Because medicine does not move like science does. A recommendation becomes standard practice, gets embedded in guidelines, and then inertia takes over. Doctors believed they were being cautious and preventive. No one was lying. They just were not waiting for proof before acting.
But these were large trials—32,000 people. That is substantial evidence. Why did it take so long to reverse course?
The trials are recent. ARRIVE and ASPREE were conducted over years, and the results took time to accumulate and be understood. But also, reversals are uncomfortable. They suggest past practice was wrong. There is resistance to that.
The article mentions that doctors get rated based on how many patients they screen.

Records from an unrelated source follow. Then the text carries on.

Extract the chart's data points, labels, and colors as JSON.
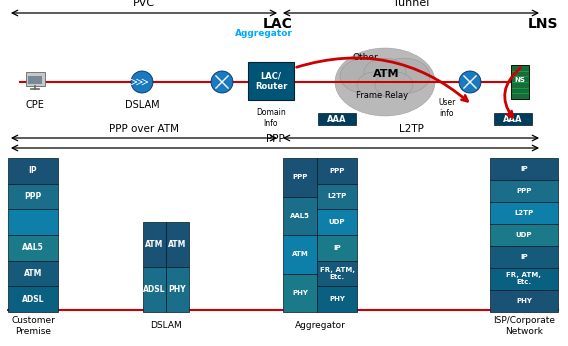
{
  "bg_color": "#ffffff",
  "teal_colors": [
    "#1a5276",
    "#1a6e8a",
    "#0e7fa8",
    "#1a7a8a",
    "#155a7a",
    "#0a6080"
  ],
  "green_server": "#1a6b3c",
  "gray_cloud": "#b0b0b0",
  "red_line": "#cc0000",
  "blue_device": "#1a7abf",
  "dark_teal_box": "#004d6e",
  "pvc_label": "PVC",
  "tunnel_label": "Tunnel",
  "lac_label": "LAC",
  "lns_label": "LNS",
  "ppp_atm_label": "PPP over ATM",
  "ppp_label": "PPP",
  "l2tp_label": "L2TP",
  "cpe_label": "CPE",
  "dslam_label": "DSLAM",
  "aggregator_top_label": "Aggregator",
  "aggregator_bot_label": "Aggregator",
  "isp_label": "ISP/Corporate\nNetwork",
  "customer_label": "Customer\nPremise",
  "atm_label": "ATM",
  "other_label": "Other",
  "fr_label": "Frame Relay",
  "domain_info": "Domain\nInfo",
  "user_info": "User\ninfo",
  "aaa_label": "AAA",
  "lac_router": "LAC/\nRouter",
  "cyan_text": "#00aaff"
}
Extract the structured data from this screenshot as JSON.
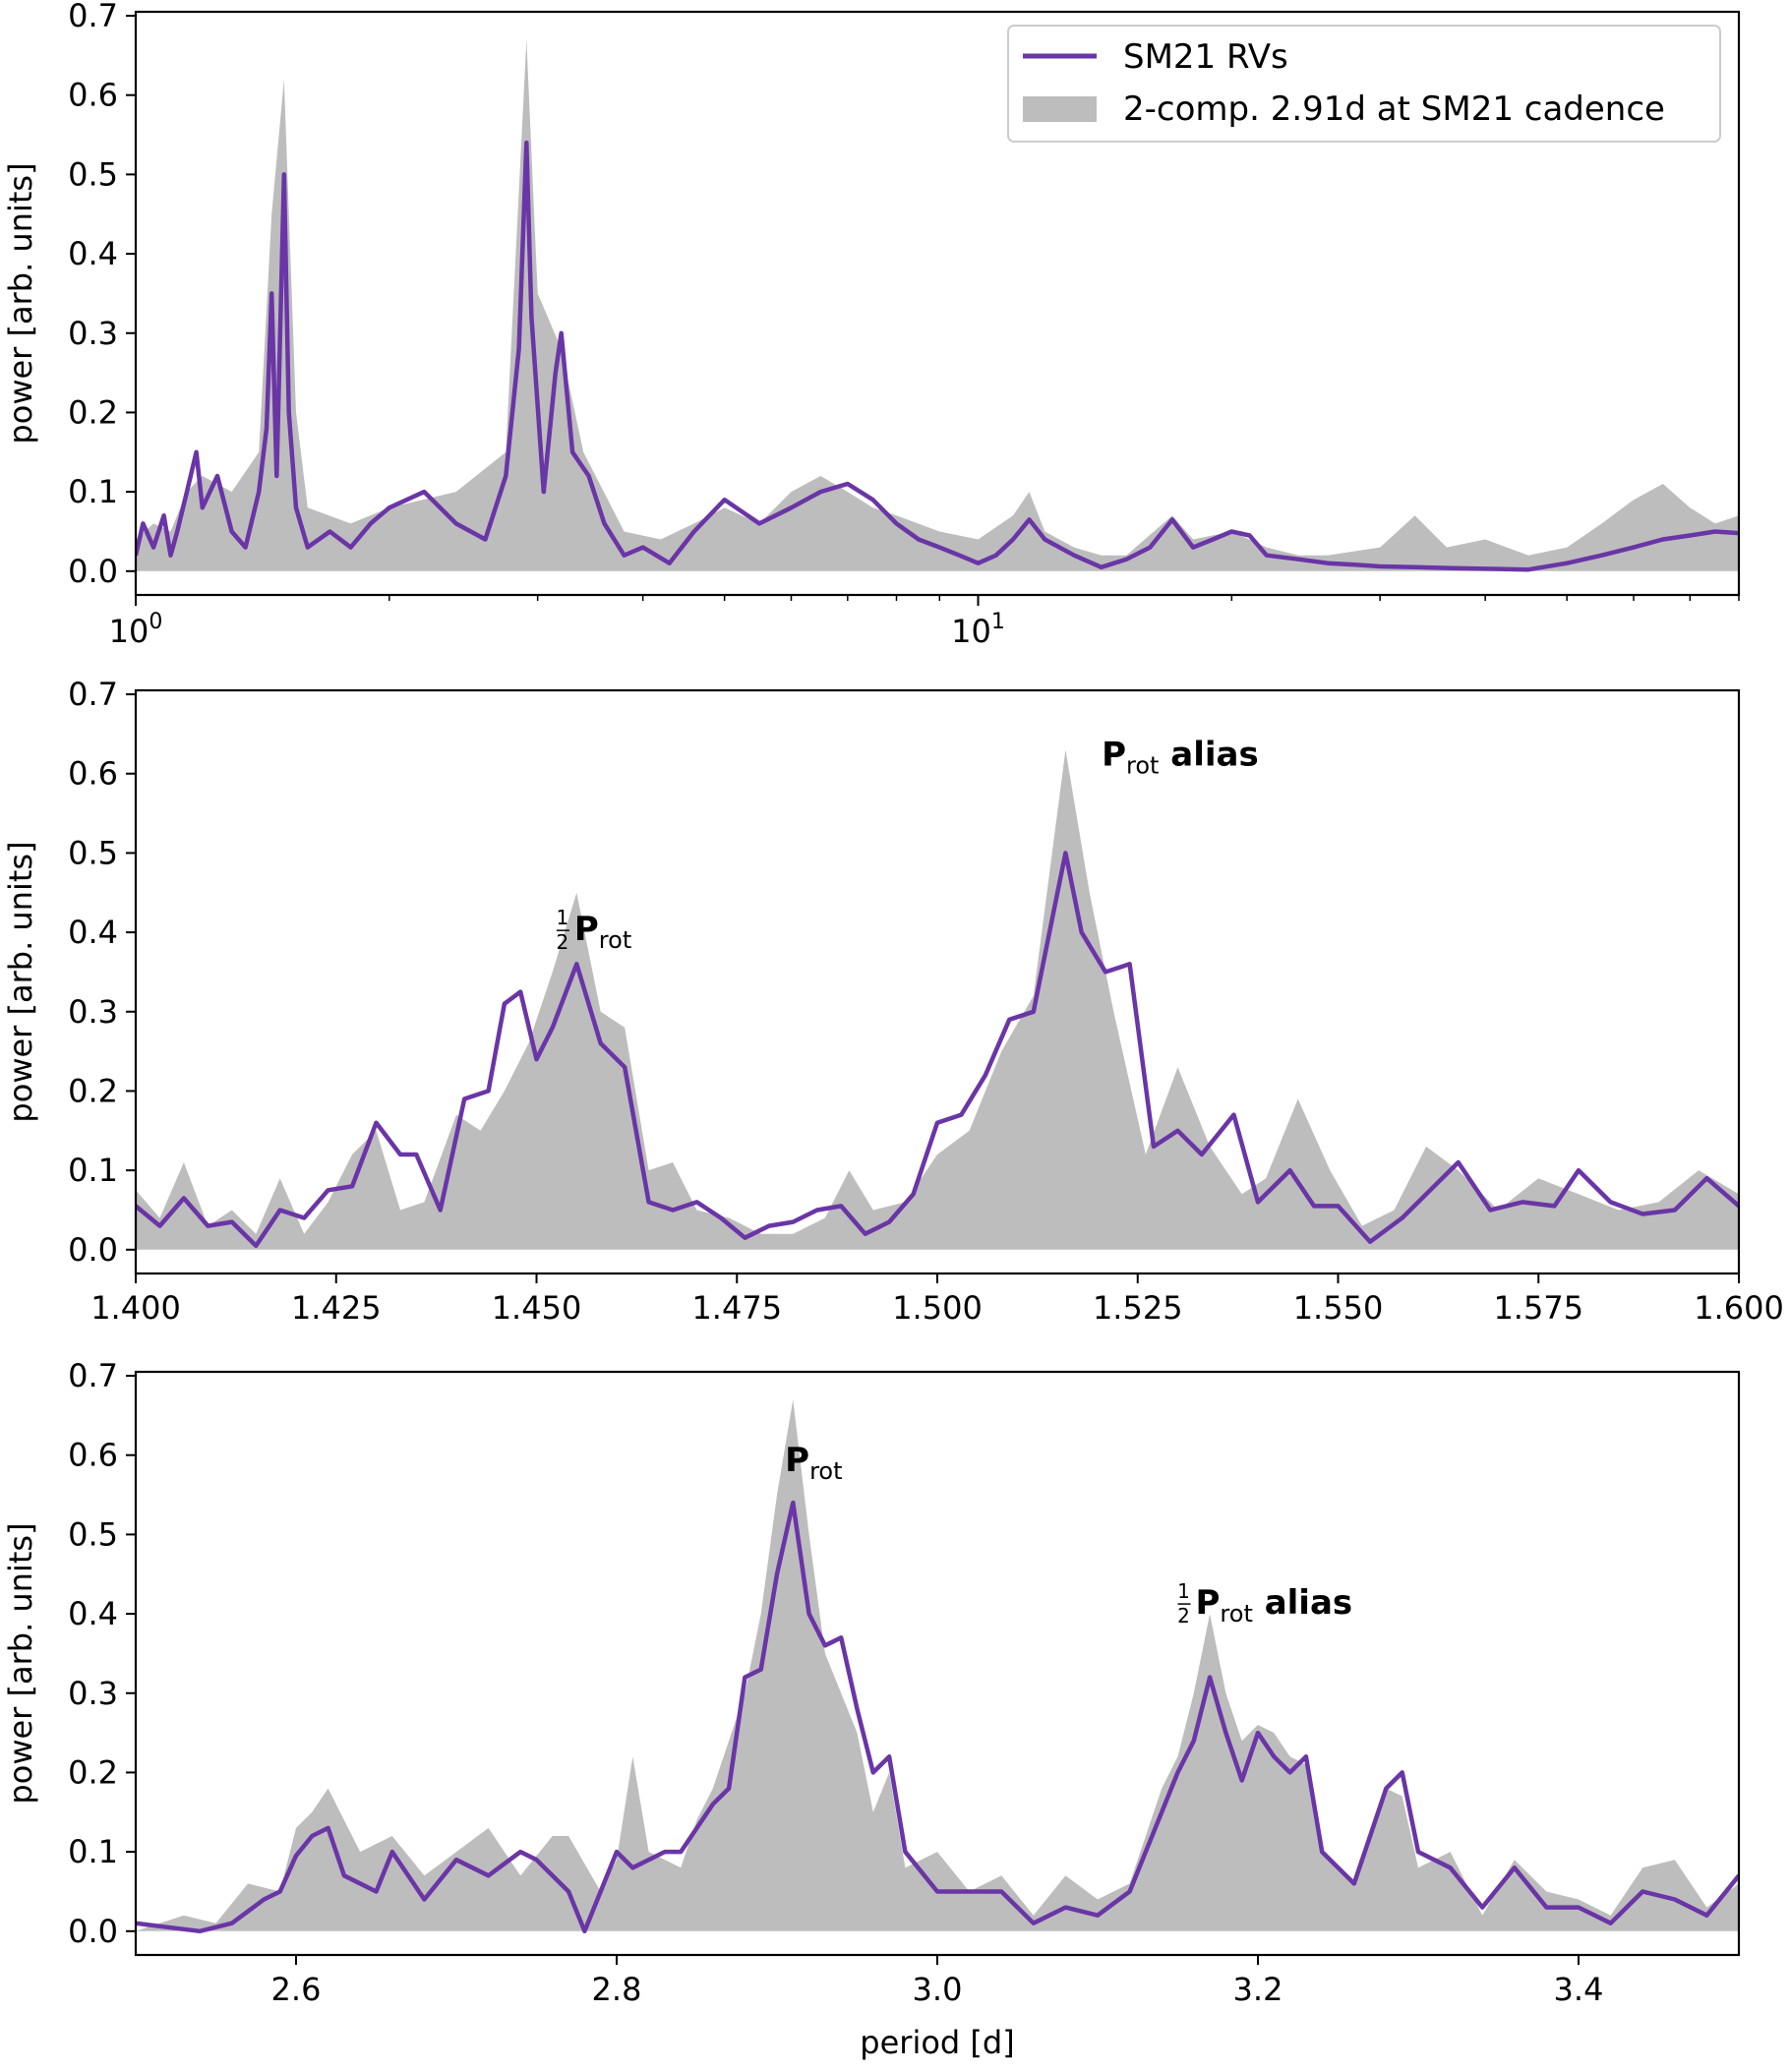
{
  "legend": {
    "line_label": "SM21 RVs",
    "fill_label": "2-comp. 2.91d at SM21 cadence",
    "line_color": "#6a35a6",
    "fill_color": "#bdbdbd"
  },
  "chart_data": [
    {
      "type": "line",
      "panel": "full periodogram",
      "xscale": "log",
      "xlim": [
        1,
        80
      ],
      "ylim": [
        -0.03,
        0.705
      ],
      "x_ticks": [
        {
          "value": 1,
          "base": "10",
          "exp": "0"
        },
        {
          "value": 10,
          "base": "10",
          "exp": "1"
        }
      ],
      "y_ticks": [
        "0.0",
        "0.1",
        "0.2",
        "0.3",
        "0.4",
        "0.5",
        "0.6",
        "0.7"
      ],
      "ylabel": "power [arb. units]",
      "xlabel": "",
      "legend_position": "upper-right",
      "series": [
        {
          "name": "SM21 RVs",
          "kind": "line",
          "x": [
            1.0,
            1.02,
            1.05,
            1.08,
            1.1,
            1.12,
            1.15,
            1.18,
            1.2,
            1.25,
            1.3,
            1.35,
            1.4,
            1.43,
            1.45,
            1.47,
            1.5,
            1.52,
            1.55,
            1.6,
            1.7,
            1.8,
            1.9,
            2.0,
            2.2,
            2.4,
            2.6,
            2.75,
            2.85,
            2.91,
            2.95,
            3.05,
            3.15,
            3.2,
            3.3,
            3.45,
            3.6,
            3.8,
            4.0,
            4.3,
            4.6,
            5.0,
            5.5,
            6.0,
            6.5,
            7.0,
            7.5,
            8.0,
            8.5,
            9.0,
            9.5,
            10.0,
            10.5,
            11.0,
            11.5,
            12.0,
            13.0,
            14.0,
            15.0,
            16.0,
            17.0,
            18.0,
            19.0,
            20.0,
            21.0,
            22.0,
            24.0,
            26.0,
            28.0,
            30.0,
            33.0,
            36.0,
            40.0,
            45.0,
            50.0,
            55.0,
            60.0,
            65.0,
            70.0,
            75.0,
            80.0
          ],
          "y": [
            0.02,
            0.06,
            0.03,
            0.07,
            0.02,
            0.05,
            0.1,
            0.15,
            0.08,
            0.12,
            0.05,
            0.03,
            0.1,
            0.18,
            0.35,
            0.12,
            0.5,
            0.2,
            0.08,
            0.03,
            0.05,
            0.03,
            0.06,
            0.08,
            0.1,
            0.06,
            0.04,
            0.12,
            0.28,
            0.54,
            0.32,
            0.1,
            0.25,
            0.3,
            0.15,
            0.12,
            0.06,
            0.02,
            0.03,
            0.01,
            0.05,
            0.09,
            0.06,
            0.08,
            0.1,
            0.11,
            0.09,
            0.06,
            0.04,
            0.03,
            0.02,
            0.01,
            0.02,
            0.04,
            0.065,
            0.04,
            0.02,
            0.005,
            0.015,
            0.03,
            0.065,
            0.03,
            0.04,
            0.05,
            0.045,
            0.02,
            0.015,
            0.01,
            0.008,
            0.006,
            0.005,
            0.004,
            0.003,
            0.002,
            0.01,
            0.02,
            0.03,
            0.04,
            0.045,
            0.05,
            0.048
          ]
        },
        {
          "name": "2-comp. 2.91d at SM21 cadence",
          "kind": "fill",
          "x": [
            1.0,
            1.05,
            1.1,
            1.15,
            1.2,
            1.3,
            1.4,
            1.45,
            1.5,
            1.55,
            1.6,
            1.8,
            2.0,
            2.4,
            2.75,
            2.91,
            3.0,
            3.2,
            3.4,
            3.8,
            4.2,
            4.6,
            5.0,
            5.5,
            6.0,
            6.5,
            7.0,
            7.5,
            8.0,
            9.0,
            10.0,
            11.0,
            11.5,
            12.0,
            13.0,
            14.0,
            15.0,
            17.0,
            18.0,
            20.0,
            22.0,
            24.0,
            26.0,
            30.0,
            33.0,
            36.0,
            40.0,
            45.0,
            50.0,
            55.0,
            60.0,
            65.0,
            70.0,
            75.0,
            80.0
          ],
          "y": [
            0.04,
            0.06,
            0.05,
            0.1,
            0.12,
            0.1,
            0.15,
            0.45,
            0.62,
            0.2,
            0.08,
            0.06,
            0.08,
            0.1,
            0.15,
            0.67,
            0.35,
            0.28,
            0.15,
            0.05,
            0.04,
            0.06,
            0.08,
            0.06,
            0.1,
            0.12,
            0.1,
            0.08,
            0.07,
            0.05,
            0.04,
            0.07,
            0.1,
            0.05,
            0.03,
            0.02,
            0.02,
            0.07,
            0.04,
            0.05,
            0.03,
            0.02,
            0.02,
            0.03,
            0.07,
            0.03,
            0.04,
            0.02,
            0.03,
            0.06,
            0.09,
            0.11,
            0.08,
            0.06,
            0.07
          ]
        }
      ]
    },
    {
      "type": "line",
      "panel": "zoom near 1.5 d",
      "xlim": [
        1.4,
        1.6
      ],
      "ylim": [
        -0.03,
        0.705
      ],
      "x_ticks": [
        "1.400",
        "1.425",
        "1.450",
        "1.475",
        "1.500",
        "1.525",
        "1.550",
        "1.575",
        "1.600"
      ],
      "y_ticks": [
        "0.0",
        "0.1",
        "0.2",
        "0.3",
        "0.4",
        "0.5",
        "0.6",
        "0.7"
      ],
      "ylabel": "power [arb. units]",
      "xlabel": "",
      "annotations": [
        {
          "text_frac_num": "1",
          "text_frac_den": "2",
          "text_main": "P",
          "text_sub": "rot",
          "text_suffix": "",
          "x": 1.4525,
          "y": 0.39
        },
        {
          "text_frac_num": "",
          "text_frac_den": "",
          "text_main": "P",
          "text_sub": "rot",
          "text_suffix": " alias",
          "x": 1.5205,
          "y": 0.61
        }
      ],
      "series": [
        {
          "name": "SM21 RVs",
          "kind": "line",
          "x": [
            1.4,
            1.403,
            1.406,
            1.409,
            1.412,
            1.415,
            1.418,
            1.421,
            1.424,
            1.427,
            1.43,
            1.433,
            1.435,
            1.438,
            1.441,
            1.444,
            1.446,
            1.448,
            1.45,
            1.452,
            1.455,
            1.458,
            1.461,
            1.464,
            1.467,
            1.47,
            1.473,
            1.476,
            1.479,
            1.482,
            1.485,
            1.488,
            1.491,
            1.494,
            1.497,
            1.5,
            1.503,
            1.506,
            1.509,
            1.512,
            1.515,
            1.516,
            1.518,
            1.521,
            1.524,
            1.527,
            1.53,
            1.533,
            1.537,
            1.54,
            1.544,
            1.547,
            1.55,
            1.554,
            1.558,
            1.561,
            1.565,
            1.569,
            1.573,
            1.577,
            1.58,
            1.584,
            1.588,
            1.592,
            1.596,
            1.6
          ],
          "y": [
            0.055,
            0.03,
            0.065,
            0.03,
            0.035,
            0.005,
            0.05,
            0.04,
            0.075,
            0.08,
            0.16,
            0.12,
            0.12,
            0.05,
            0.19,
            0.2,
            0.31,
            0.325,
            0.24,
            0.28,
            0.36,
            0.26,
            0.23,
            0.06,
            0.05,
            0.06,
            0.04,
            0.015,
            0.03,
            0.035,
            0.05,
            0.055,
            0.02,
            0.035,
            0.07,
            0.16,
            0.17,
            0.22,
            0.29,
            0.3,
            0.45,
            0.5,
            0.4,
            0.35,
            0.36,
            0.13,
            0.15,
            0.12,
            0.17,
            0.06,
            0.1,
            0.055,
            0.055,
            0.01,
            0.04,
            0.07,
            0.11,
            0.05,
            0.06,
            0.055,
            0.1,
            0.06,
            0.045,
            0.05,
            0.09,
            0.055
          ]
        },
        {
          "name": "2-comp. 2.91d at SM21 cadence",
          "kind": "fill",
          "x": [
            1.4,
            1.403,
            1.406,
            1.409,
            1.412,
            1.415,
            1.418,
            1.421,
            1.424,
            1.427,
            1.43,
            1.433,
            1.436,
            1.44,
            1.443,
            1.446,
            1.449,
            1.452,
            1.455,
            1.458,
            1.461,
            1.464,
            1.467,
            1.47,
            1.474,
            1.478,
            1.482,
            1.486,
            1.489,
            1.492,
            1.496,
            1.5,
            1.504,
            1.508,
            1.512,
            1.516,
            1.519,
            1.522,
            1.526,
            1.53,
            1.534,
            1.538,
            1.541,
            1.545,
            1.549,
            1.553,
            1.557,
            1.561,
            1.565,
            1.57,
            1.575,
            1.58,
            1.585,
            1.59,
            1.595,
            1.6
          ],
          "y": [
            0.075,
            0.04,
            0.11,
            0.03,
            0.05,
            0.02,
            0.09,
            0.02,
            0.06,
            0.12,
            0.15,
            0.05,
            0.06,
            0.17,
            0.15,
            0.2,
            0.26,
            0.35,
            0.45,
            0.3,
            0.28,
            0.1,
            0.11,
            0.05,
            0.04,
            0.02,
            0.02,
            0.04,
            0.1,
            0.05,
            0.06,
            0.12,
            0.15,
            0.25,
            0.32,
            0.63,
            0.45,
            0.3,
            0.12,
            0.23,
            0.13,
            0.07,
            0.09,
            0.19,
            0.1,
            0.03,
            0.05,
            0.13,
            0.1,
            0.05,
            0.09,
            0.07,
            0.05,
            0.06,
            0.1,
            0.07
          ]
        }
      ]
    },
    {
      "type": "line",
      "panel": "zoom near 2.9 d",
      "xlim": [
        2.5,
        3.5
      ],
      "ylim": [
        -0.03,
        0.705
      ],
      "x_ticks": [
        "2.6",
        "2.8",
        "3.0",
        "3.2",
        "3.4"
      ],
      "y_ticks": [
        "0.0",
        "0.1",
        "0.2",
        "0.3",
        "0.4",
        "0.5",
        "0.6",
        "0.7"
      ],
      "ylabel": "power [arb. units]",
      "xlabel": "period [d]",
      "annotations": [
        {
          "text_frac_num": "",
          "text_frac_den": "",
          "text_main": "P",
          "text_sub": "rot",
          "text_suffix": "",
          "x": 2.905,
          "y": 0.58
        },
        {
          "text_frac_num": "1",
          "text_frac_den": "2",
          "text_main": "P",
          "text_sub": "rot",
          "text_suffix": " alias",
          "x": 3.15,
          "y": 0.4
        }
      ],
      "series": [
        {
          "name": "SM21 RVs",
          "kind": "line",
          "x": [
            2.5,
            2.52,
            2.54,
            2.56,
            2.58,
            2.59,
            2.6,
            2.61,
            2.62,
            2.63,
            2.65,
            2.66,
            2.68,
            2.7,
            2.72,
            2.74,
            2.75,
            2.77,
            2.78,
            2.8,
            2.81,
            2.83,
            2.84,
            2.86,
            2.87,
            2.88,
            2.89,
            2.9,
            2.91,
            2.92,
            2.93,
            2.94,
            2.95,
            2.96,
            2.97,
            2.98,
            3.0,
            3.02,
            3.04,
            3.06,
            3.08,
            3.1,
            3.12,
            3.14,
            3.15,
            3.16,
            3.17,
            3.18,
            3.19,
            3.2,
            3.21,
            3.22,
            3.23,
            3.24,
            3.26,
            3.28,
            3.29,
            3.3,
            3.32,
            3.34,
            3.36,
            3.38,
            3.4,
            3.42,
            3.44,
            3.46,
            3.48,
            3.5
          ],
          "y": [
            0.01,
            0.005,
            0.0,
            0.01,
            0.04,
            0.05,
            0.095,
            0.12,
            0.13,
            0.07,
            0.05,
            0.1,
            0.04,
            0.09,
            0.07,
            0.1,
            0.09,
            0.05,
            0.0,
            0.1,
            0.08,
            0.1,
            0.1,
            0.16,
            0.18,
            0.32,
            0.33,
            0.45,
            0.54,
            0.4,
            0.36,
            0.37,
            0.28,
            0.2,
            0.22,
            0.1,
            0.05,
            0.05,
            0.05,
            0.01,
            0.03,
            0.02,
            0.05,
            0.15,
            0.2,
            0.24,
            0.32,
            0.25,
            0.19,
            0.25,
            0.22,
            0.2,
            0.22,
            0.1,
            0.06,
            0.18,
            0.2,
            0.1,
            0.08,
            0.03,
            0.08,
            0.03,
            0.03,
            0.01,
            0.05,
            0.04,
            0.02,
            0.07
          ]
        },
        {
          "name": "2-comp. 2.91d at SM21 cadence",
          "kind": "fill",
          "x": [
            2.5,
            2.53,
            2.55,
            2.57,
            2.59,
            2.6,
            2.61,
            2.62,
            2.64,
            2.66,
            2.68,
            2.7,
            2.72,
            2.74,
            2.76,
            2.77,
            2.79,
            2.8,
            2.81,
            2.82,
            2.84,
            2.85,
            2.86,
            2.88,
            2.89,
            2.9,
            2.91,
            2.92,
            2.93,
            2.94,
            2.95,
            2.96,
            2.97,
            2.98,
            3.0,
            3.02,
            3.04,
            3.06,
            3.08,
            3.1,
            3.12,
            3.14,
            3.15,
            3.16,
            3.17,
            3.18,
            3.19,
            3.2,
            3.21,
            3.22,
            3.23,
            3.24,
            3.26,
            3.28,
            3.29,
            3.3,
            3.32,
            3.34,
            3.36,
            3.38,
            3.4,
            3.42,
            3.44,
            3.46,
            3.48,
            3.5
          ],
          "y": [
            0.0,
            0.02,
            0.01,
            0.06,
            0.05,
            0.13,
            0.15,
            0.18,
            0.1,
            0.12,
            0.07,
            0.1,
            0.13,
            0.07,
            0.12,
            0.12,
            0.05,
            0.09,
            0.22,
            0.1,
            0.08,
            0.14,
            0.18,
            0.3,
            0.4,
            0.55,
            0.67,
            0.5,
            0.35,
            0.3,
            0.25,
            0.15,
            0.2,
            0.08,
            0.1,
            0.05,
            0.07,
            0.02,
            0.07,
            0.04,
            0.06,
            0.18,
            0.22,
            0.3,
            0.4,
            0.3,
            0.24,
            0.26,
            0.25,
            0.22,
            0.21,
            0.1,
            0.06,
            0.18,
            0.17,
            0.08,
            0.1,
            0.02,
            0.09,
            0.05,
            0.04,
            0.02,
            0.08,
            0.09,
            0.03,
            0.06
          ]
        }
      ]
    }
  ]
}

That seems like a perverse incentive.
It is. The system rewards volume and intervention, not restraint. A doctor who convinces ten patients to get mammograms looks more productive than one who tells ten patients they do not need one. The financial incentive and the medical incentive are misaligned.
So what should a healthy person actually do when a doctor recommends something preventive?
Demand the evidence. Ask for the clinical trials. Ask whether the benefits have been proven to outweigh the harms. If the answer is "it is standard practice" or "it is better to be safe," that is not enough. COVID vaccines passed that test. Daily aspirin did not.
Is there ever a time when doctors should act without solid evidence?
Yes. When someone is dying and there is no other option. Early AIDS treatment was like that. You might try something unproven because the alternative was certain death. But for prevention in healthy people, that logic does not apply. There is always the option of doing nothing.
What worries you most about how this plays out?
That people will lose trust in medicine entirely, and that would be wrong. Medicine does tremendous good. The problem is not medicine. It is medicine without evidence, applied to people who do not need it, driven by incentives that have nothing to do with health.